Design_Game.jpg with Petr van Blokland

Workshop:

The Design Game

    Who: Petr van Blokland
    When: Sunday, June 19, 10:00am–2:30pm
    Where: TypeLab

    This event is for designers of all experience levels, students, educators and professionals welcome. It’s an intensive 4 hour event; come on time and plan to stay. If you find you can’t make it please cancel to make space for someone else.

    36 designers, 9 studios, 3 customers, 13 tables, 42 chairs, 26 designs, 4 rounds and your drawing tools.

    Did you ever want to know what clients try to talk about? And why designers always run out of time? Why design processes are not linear and thinking always is? And how to do that as a team? Would you know how it is to balance on the wrong foot? Or why you never should participate in pitches? Then the Design Game still may not give you any answers. But you’ll get a hell of experience, never to forget.

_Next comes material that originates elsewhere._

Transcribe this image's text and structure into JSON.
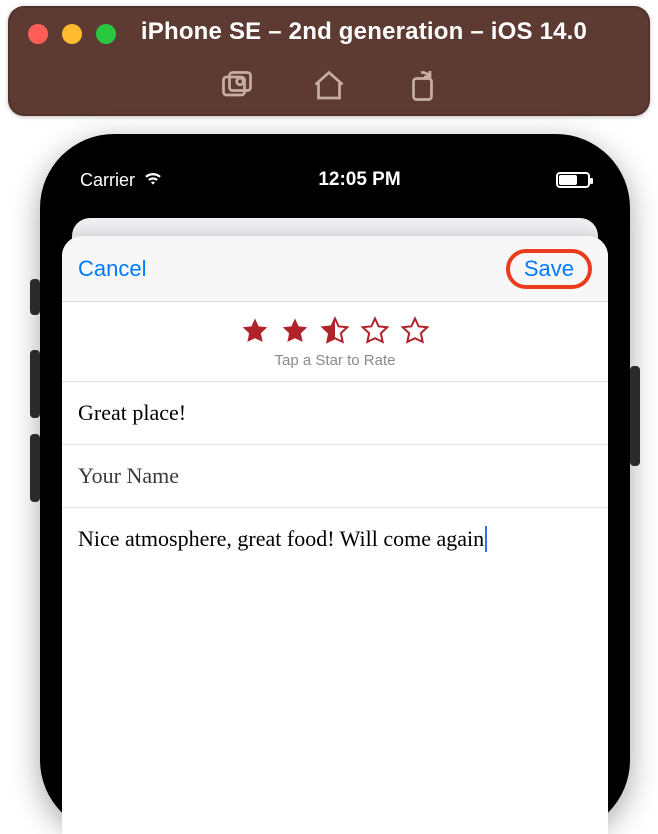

    About Petr van Blokland

    Born in Gouda, The Netherlands, in 1956, Petr van Blokland graduated Cum Laude from the graphic arts program at the Royal Academy of Fine Arts in the Hague. He has been a freelance designer since 1980. He specializes in systematic design – typically building directories, forms systems, corporate identity programs, etc. He has taught graphic design, typography, and type design for many years at the Royal Academy of Fine Arts in The Hague and at the Academy of Fine Arts, Arnhem. His first typeface is Proforma, a large series commissioned by Purup, Danish manufacturer of forms preparation systems, now released for general use by Font Bureau. His work brought him ATypI’s coveted Charles Peignot Prize in 1988. His statements on typeface design are well-known: On Quality “The same bottomline that applies to typography also applies to typefaces: when no one notices, the aim has been accomplished.” On Experience “To be accomplished in all aspects of the design process is the fundamental demand on the designer. Experience and talent counts, not the availability of equipment.” On Digitization “By carrying out the digitization as an integral part of the design process, maximum control is exercised over the eventual reproducing of the typeface, thereby avoiding any errors of interpretation.” On New Typefaces “Why design a new typeface? After all, there are so many. There is a misconception that typefaces are not designed. They are simply here. Yet new typefaces are designed and this need is increasingly present in view of the current technological advances.”